“Did he use the word—charity?”
“Almost. He said you offered him a loan, but that it really was a gift.”
His first impulse was to repudiate this point of view, but a minute’s reflection decided him in favor of plain speaking. “Well,” he said, slowly, “suppose it was a gift. Would there be any harm in it?”
“There wouldn’t be any harm, perhaps; there would only be an—impossibility.” She worked very busily, and spoke in a low voice, without looking up. “A gift implies two conditions—on the one side the right to offer, and on the other the freedom to take.”
“But I should say that those conditions existed—between Mr. Guion and me.”
“But not between you and me. Don’t you see? That’s the point. To any such transaction as this I have to be, in many ways, the most important party.”
Again he was tempted to reject this interpretation; but, once more, on second thought, he allowed it to go uncontested. When he spoke it was to pass to another order of question.
“I wonder how much you know?”
“About my father’s affairs? I know everything.”
“Everything?”
“Yes; everything. He told me yesterday. I didn’t expect him to come home last night at all; but he came—and told me what you had proposed.”
“You understood, then,” Davenant stammered, “that he might have to—to—go away?”
“Oh, perfectly.”
“And aren’t you very much appalled?”
The question was wrung from him by sheer astonishment. That she should sit calmly embroidering a sofa-cushion, with this knowledge in her heart, with this possibility hanging over her, seemed to him to pass the limits of the human. He knew there were heroic women; but he had not supposed that with all their heroism they carried themselves with such sang-froid. Before replying she took time to search in her work-basket for another skein of silk.
“Appalled is scarcely the word. Of course, it was a blow to me; but I hope I know how to take a blow without flinching.”
“Oh, but one like this—”
“We’re able to bear it.
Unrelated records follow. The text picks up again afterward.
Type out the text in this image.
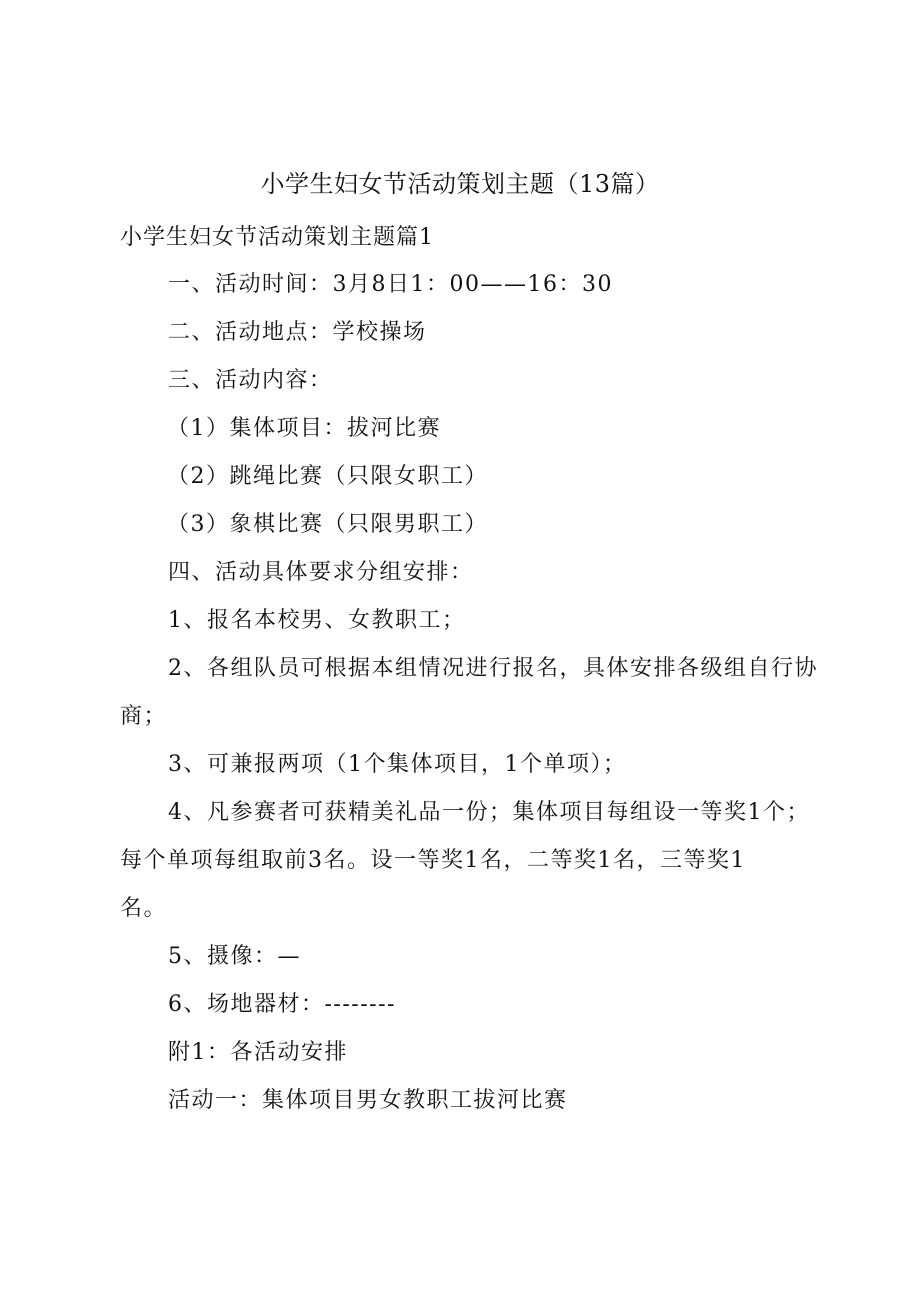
小学生妇女节活动策划主题（13篇）
小学生妇女节活动策划主题篇1
一、活动时间：3月8日1：00——16：30
二、活动地点：学校操场
三、活动内容：
（1）集体项目：拔河比赛
（2）跳绳比赛（只限女职工）
（3）象棋比赛（只限男职工）
四、活动具体要求分组安排：
1、报名本校男、女教职工；
2、各组队员可根据本组情况进行报名，具体安排各级组自行协
商；
3、可兼报两项（1个集体项目，1个单项）；
4、凡参赛者可获精美礼品一份；集体项目每组设一等奖1个；
每个单项每组取前3名。设一等奖1名，二等奖1名，三等奖1
名。
5、摄像：—
6、场地器材：--------
附1：各活动安排
活动一：集体项目男女教职工拔河比赛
What makes you think we can’t? If we didn’t try, we should probably involve ourselves in worse.”
“But how could there be worse?”
“That’s what I don’t know. You see, when my father told me of your kind offer, he didn’t tell me what you wanted.”
“Did he say I wanted anything?”
“He said you hadn’t asked for anything. That’s what leaves us so much in the dark.”
“Isn’t it conceivable—” he began, with a slightly puzzled air.
“Not that it matters,” she interrupted, hurriedly. “Of course, if we had anything with which to compensate you—anything adequate, that is—I don’t say that we shouldn’t consider seriously the suggestion you were good enough to make. But we haven’t. As I understand it, we haven’t anything at all. That settles the question definitely. I hope you see.”